Die gefangenen Leiſtenkrokodile werden gewöhnlich todtgeſchlagen und nicht weiter benutzt. Hier und da, in Siam z. B., weiß man ihr Fleiſch zu ſchätzen und bringt ſie deshalb gelegentlich auf den Markt; einzelne von den Gefangenen ſollen auch zu Thierkämpfen benutzt werden. So erzählt Kögel, daß die Einwohner von Samarang auf Java ein gefangenes Krokodil mit einem Tiger zuſammenſperrten, um zu erfahren, was letzteres mit ſeinem gepanzerten Gegner beginnen werde. „Der Tiger verſuchte vergeblich, den Rücken ſeines Feindes zu zerreißen und zu zerbeißen; aber ſeine Waffen drangen nicht durch und verurſachten kaum Schmerz: es gelang ihm nicht einmal, dem Krokodile ein Stück Fleiſch aus der Seite zu reißen. Letzteres packte ihn zuletzt am Beine, biß es entzwei, faßte hierauf ſeinen Kopf und zermalmte auch dieſen.“ Jch gebe dieſe Geſchichte, wie ſie mir vorliegt, jedoch ohne ſie irgendwie vertreten zu wollen. Doch ſpricht auch Dr.Schmidtmüller von einem beabſichtigten Kampfe zwiſchen einem Königstiger und einem Krokodile. Ein ſolches wurde während des Aufenthaltes unſeres Gewährsmannes auf Java lebendig gefangen, nachdem es vorher einen Soldaten gepackt hatte. Bugineſen, welche unter den Soldaten dienten, baten um das Leben des ihnen heiligen Thieres; ihre Bitte ward abgeſchlagen: da vergifteten ſie es heimlich, erbaten ſich die Leiche, wickelten ſie in weiße Leinwand und beſtatteten ſie auf ihrem Begräbnißplatze.

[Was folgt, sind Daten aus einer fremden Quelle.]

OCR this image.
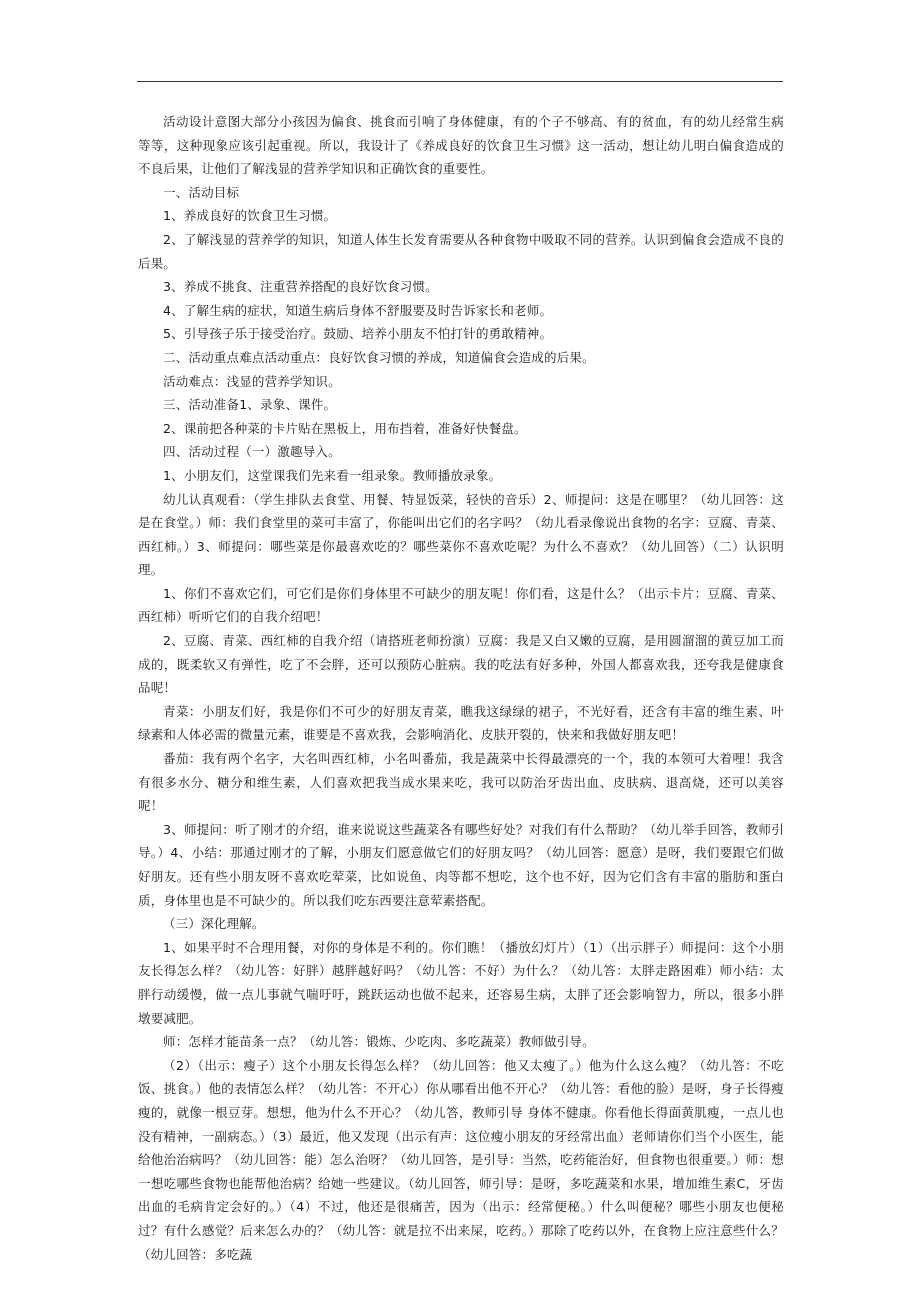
活动设计意图大部分小孩因为偏食、挑食而引响了身体健康，有的个子不够高、有的贫血，有的幼儿经常生病等等，这种现象应该引起重视。所以，我设计了《养成良好的饮食卫生习惯》这一活动，想让幼儿明白偏食造成的不良后果，让他们了解浅显的营养学知识和正确饮食的重要性。

一、活动目标

1、养成良好的饮食卫生习惯。

2、了解浅显的营养学的知识，知道人体生长发育需要从各种食物中吸取不同的营养。认识到偏食会造成不良的后果。

3、养成不挑食、注重营养搭配的良好饮食习惯。

4、了解生病的症状，知道生病后身体不舒服要及时告诉家长和老师。

5、引导孩子乐于接受治疗。鼓励、培养小朋友不怕打针的勇敢精神。

二、活动重点难点活动重点：良好饮食习惯的养成，知道偏食会造成的后果。

活动难点：浅显的营养学知识。

三、活动准备1、录象、课件。

2、课前把各种菜的卡片贴在黑板上，用布挡着，准备好快餐盘。

四、活动过程（一）激趣导入。

1、小朋友们，这堂课我们先来看一组录象。教师播放录象。

幼儿认真观看：（学生排队去食堂、用餐、特显饭菜，轻快的音乐）2、师提问：这是在哪里？（幼儿回答：这是在食堂。）师：我们食堂里的菜可丰富了，你能叫出它们的名字吗？（幼儿看录像说出食物的名字：豆腐、青菜、西红柿。）3、师提问：哪些菜是你最喜欢吃的？哪些菜你不喜欢吃呢？为什么不喜欢？（幼儿回答）（二）认识明理。

1、你们不喜欢它们，可它们是你们身体里不可缺少的朋友呢！你们看，这是什么？（出示卡片：豆腐、青菜、西红柿）听听它们的自我介绍吧！

2、豆腐、青菜、西红柿的自我介绍（请搭班老师扮演）豆腐：我是又白又嫩的豆腐，是用圆溜溜的黄豆加工而成的，既柔软又有弹性，吃了不会胖，还可以预防心脏病。我的吃法有好多种，外国人都喜欢我，还夸我是健康食品呢！

青菜：小朋友们好，我是你们不可少的好朋友青菜，瞧我这绿绿的裙子，不光好看，还含有丰富的维生素、叶绿素和人体必需的微量元素，谁要是不喜欢我，会影响消化、皮肤开裂的，快来和我做好朋友吧！

番茄：我有两个名字，大名叫西红柿，小名叫番茄，我是蔬菜中长得最漂亮的一个，我的本领可大着哩！我含有很多水分、糖分和维生素，人们喜欢把我当成水果来吃，我可以防治牙齿出血、皮肤病、退高烧，还可以美容呢！

3、师提问：听了刚才的介绍，谁来说说这些蔬菜各有哪些好处？对我们有什么帮助？（幼儿举手回答，教师引导。）4、小结：那通过刚才的了解，小朋友们愿意做它们的好朋友吗？（幼儿回答：愿意）是呀，我们要跟它们做好朋友。还有些小朋友呀不喜欢吃荤菜，比如说鱼、肉等都不想吃，这个也不好，因为它们含有丰富的脂肪和蛋白质，身体里也是不可缺少的。所以我们吃东西要注意荤素搭配。

（三）深化理解。

1、如果平时不合理用餐，对你的身体是不利的。你们瞧！（播放幻灯片）（1）（出示胖子）师提问：这个小朋友长得怎么样？（幼儿答：好胖）越胖越好吗？（幼儿答：不好）为什么？（幼儿答：太胖走路困难）师小结：太胖行动缓慢，做一点儿事就气喘吁吁，跳跃运动也做不起来，还容易生病，太胖了还会影响智力，所以，很多小胖墩要减肥。

师：怎样才能苗条一点？（幼儿答：锻炼、少吃肉、多吃蔬菜）教师做引导。

（2）（出示：瘦子）这个小朋友长得怎么样？（幼儿回答：他又太瘦了。）他为什么这么瘦？（幼儿答：不吃饭、挑食。）他的表情怎么样？（幼儿答：不开心）你从哪看出他不开心？（幼儿答：看他的脸）是呀，身子长得瘦瘦的，就像一根豆芽。想想，他为什么不开心？（幼儿答，教师引导 身体不健康。你看他长得面黄肌瘦，一点儿也没有精神，一副病态。）（3）最近，他又发现（出示有声：这位瘦小朋友的牙经常出血）老师请你们当个小医生，能给他治治病吗？（幼儿回答：能）怎么治呀？（幼儿回答，是引导：当然，吃药能治好，但食物也很重要。）师：想一想吃哪些食物也能帮他治病？给她一些建议。（幼儿回答，师引导：是呀，多吃蔬菜和水果，增加维生素C，牙齿出血的毛病肯定会好的。）（4）不过，他还是很痛苦，因为（出示：经常便秘。）什么叫便秘？哪些小朋友也便秘过？有什么感觉？后来怎么办的？（幼儿答：就是拉不出来屎，吃药。）那除了吃药以外，在食物上应注意些什么？（幼儿回答：多吃蔬
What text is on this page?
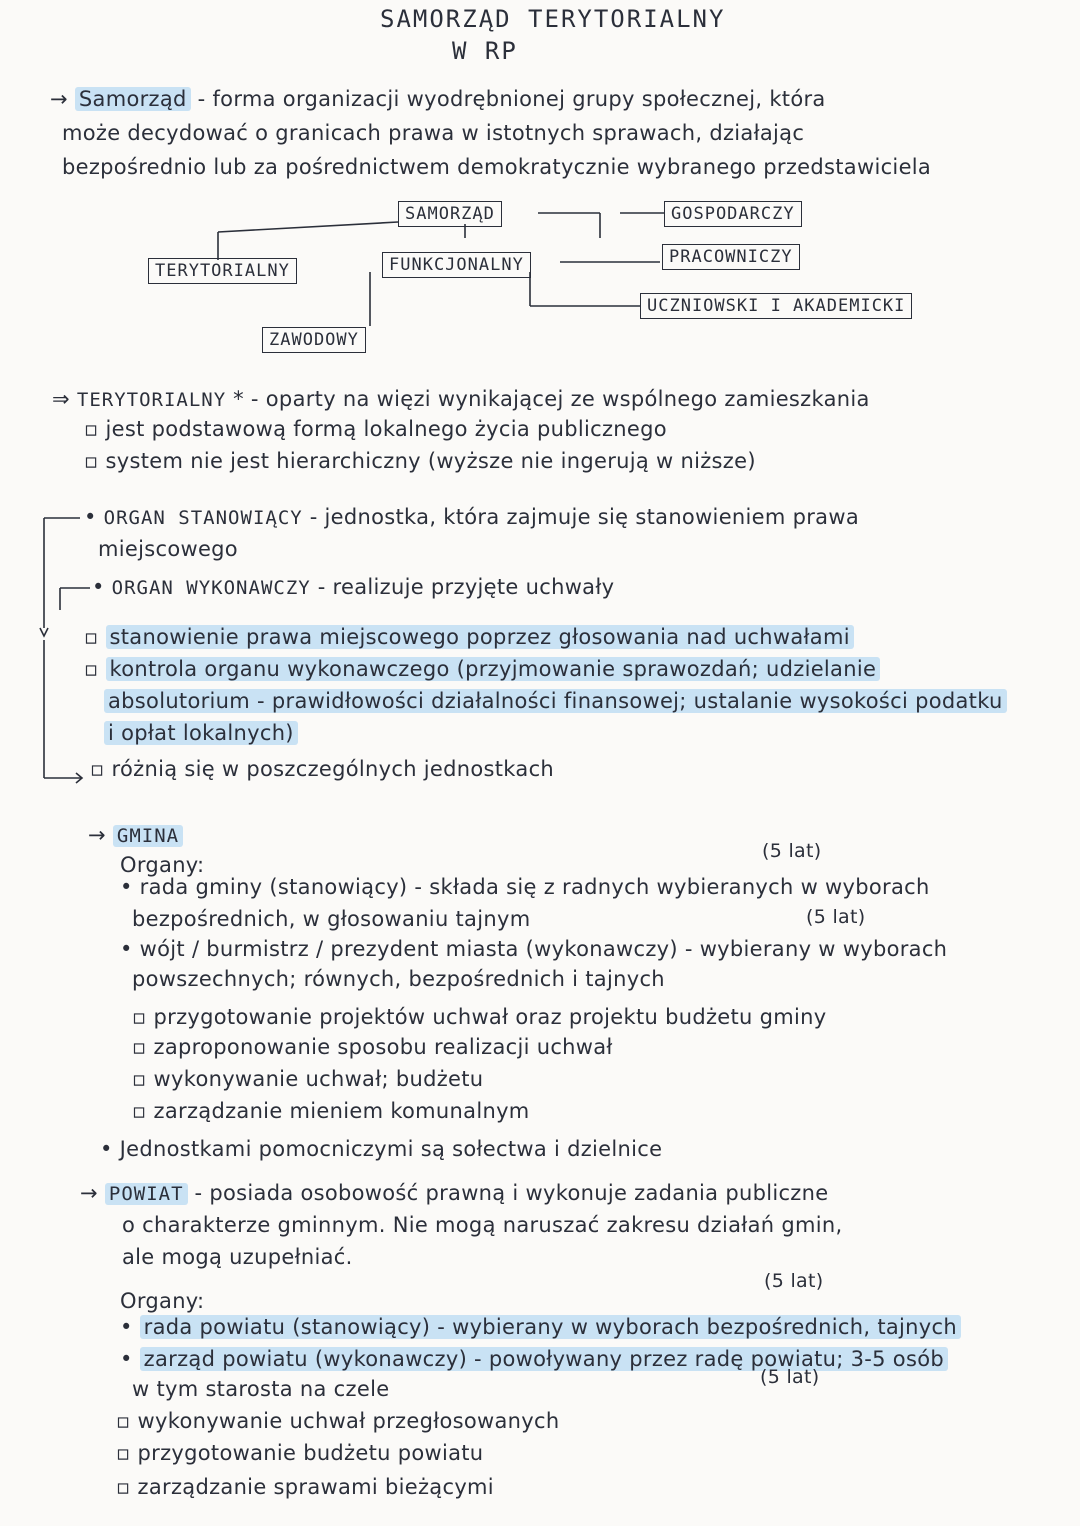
SAMORZĄD TERYTORIALNY
W RP
→ Samorząd - forma organizacji wyodrębnionej grupy społecznej, która
może decydować o granicach prawa w istotnych sprawach, działając
bezpośrednio lub za pośrednictwem demokratycznie wybranego przedstawiciela
SAMORZĄD	GOSPODARCZY
TERYTORIALNY	FUNKCJONALNY	PRACOWNICZY
UCZNIOWSKI I AKADEMICKI
ZAWODOWY
⇒ TERYTORIALNY * - oparty na więzi wynikającej ze wspólnego zamieszkania
▫ jest podstawową formą lokalnego życia publicznego
▫ system nie jest hierarchiczny (wyższe nie ingerują w niższe)
• ORGAN STANOWIĄCY - jednostka, która zajmuje się stanowieniem prawa
miejscowego
• ORGAN WYKONAWCZY - realizuje przyjęte uchwały
▫ stanowienie prawa miejscowego poprzez głosowania nad uchwałami
▫ kontrola organu wykonawczego (przyjmowanie sprawozdań; udzielanie
absolutorium - prawidłowości działalności finansowej; ustalanie wysokości podatku
i opłat lokalnych)
▫ różnią się w poszczególnych jednostkach
→ GMINA
(5 lat)
Organy:
• rada gminy (stanowiący) - składa się z radnych wybieranych w wyborach
bezpośrednich, w głosowaniu tajnym	(5 lat)
• wójt / burmistrz / prezydent miasta (wykonawczy) - wybierany w wyborach
powszechnych; równych, bezpośrednich i tajnych
▫ przygotowanie projektów uchwał oraz projektu budżetu gminy
▫ zaproponowanie sposobu realizacji uchwał
▫ wykonywanie uchwał; budżetu
▫ zarządzanie mieniem komunalnym
• Jednostkami pomocniczymi są sołectwa i dzielnice
→ POWIAT - posiada osobowość prawną i wykonuje zadania publiczne
o charakterze gminnym. Nie mogą naruszać zakresu działań gmin,
ale mogą uzupełniać.
(5 lat)
Organy:
• rada powiatu (stanowiący) - wybierany w wyborach bezpośrednich, tajnych
• zarząd powiatu (wykonawczy) - powoływany przez radę powiatu; 3-5 osób
w tym starosta na czele	(5 lat)
▫ wykonywanie uchwał przegłosowanych
▫ przygotowanie budżetu powiatu
▫ zarządzanie sprawami bieżącymi
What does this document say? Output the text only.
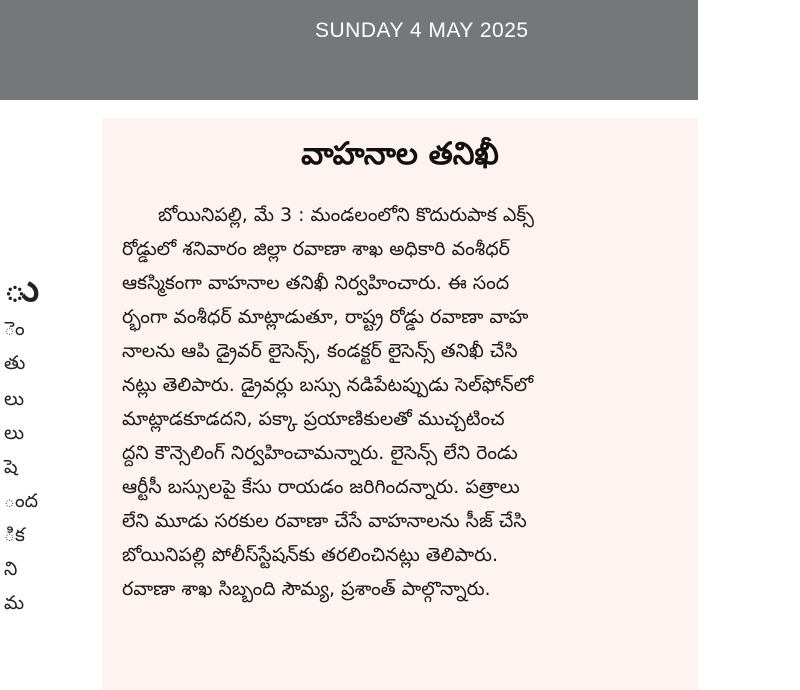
SUNDAY 4 MAY 2025
ు
ెం
తు
లు
లు
షె
ంద
ిక
ని
మ
వాహనాల తనిఖీ
బోయినిపల్లి, మే 3 : మండలంలోని కొదురుపాక ఎక్స్
రోడ్డులో శనివారం జిల్లా రవాణా శాఖ అధికారి వంశీధర్
ఆకస్మికంగా వాహనాల తనిఖీ నిర్వహించారు. ఈ సంద
ర్భంగా వంశీధర్ మాట్లాడుతూ, రాష్ట్ర రోడ్డు రవాణా వాహ
నాలను ఆపి డ్రైవర్ లైసెన్స్, కండక్టర్ లైసెన్స్ తనిఖీ చేసి
నట్లు తెలిపారు. డ్రైవర్లు బస్సు నడిపేటప్పుడు సెల్‌ఫోన్‌లో
మాట్లాడకూడదని, పక్కా ప్రయాణికులతో ముచ్చటించ
ద్దని కౌన్సెలింగ్ నిర్వహించామన్నారు. లైసెన్స్ లేని రెండు
ఆర్టీసీ బస్సులపై కేసు రాయడం జరిగిందన్నారు. పత్రాలు
లేని మూడు సరకుల రవాణా చేసే వాహనాలను సీజ్ చేసి
బోయినిపల్లి పోలీస్‌స్టేషన్‌కు తరలించినట్లు తెలిపారు.
రవాణా శాఖ సిబ్బంది సౌమ్య, ప్రశాంత్ పాల్గొన్నారు.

Ueber das in Amerika lebende Spitzkrokodil(Crocodilus acutus) verdanken wir A. v. Hum- boldt ausführliche Mittheilungen. Dieſe Art der Sippe iſt auf den großen Antillen zu Hauſe, verbreitet ſich aber auch über den Norden Südamerikas und wird beſonders häufig im Orinoko, Magdalenenfluſſe und den benachbarten Gewäſſern gefunden. Jm Orinoko und ſeinen Zuflüſſen ſah Humboldt ſtellenweiſe ſehr viele dieſer wegen ihrer Raubgier von den wenig gefürchteten Alligatoren oder Kaimans ſo weſentlich unterſchiedenen Thiere. „Von Diamant an“, ſagt er, „betritt man ein Gebiet, welches nur von Thieren bewohnt iſt und ſtellenweiſe als das wahre Reich der Jaguare und Krokodile betrachtet werden kann. Das eine Ufer des Fluſſes iſt meiſt dürr und ſandig, in Folge der Ueberſchwemmung, das andere höher und mit hochſtämmigen Bäumen bewachſen; hin und wieder begrenzen auch Bäume den Fluß zu beiden Seiten. Die großen Vierfüßer des Landes, Tapir, Pekari und Jaguar, haben Gänge in die Uferdickichte gebrochen, durch welche ſie, um zu trinken, an den Strom gehen. Da ſie ſich nicht viel daraus machen, wenn ein Boot vorbei kommt, hat man den Genuß, ſie langſam am Ufer dahin ſtreichen zu ſehen, bis ſie durch eine der ſchmalen Lücken verſchwinden. Man ſieht ſich in einer neuen Welt, einer wilden, unbezähmten Natur gegenüber. Bald zeigt ſich am Geſtade der Jaguar, bald wandelt der Hokko langſam in der Uferhecke hin; Thiere der verſchiedenſten Klaſſen löſen einander ab. „Es iſt wie im Paradieſe“, ſagt unſer Steuermann, ein alter Jndianer aus den Miſſionen. Und wirklich Alles erinnert hier an den Urzuſtand der Welt, deſſen Unſchuld und Glück uralte, ehrwürdige Ueberlieferungen allen Völkern vor Augen ſtellen; beobachtet man aber das gegenſeitige Verhalten der Thiere genau, ſo zeigt ſich, daß ſie einander fürchten und meiden; das goldene Zeitalter iſt vorbei, und in dieſem Paradieſe der amerikaniſchen Wälder wie allerorten hatte lange, traurige Erfahrung allen Geſchöpfen gelehrt, daß Sanftmuth und Stärke ſelten beiſammen ſind.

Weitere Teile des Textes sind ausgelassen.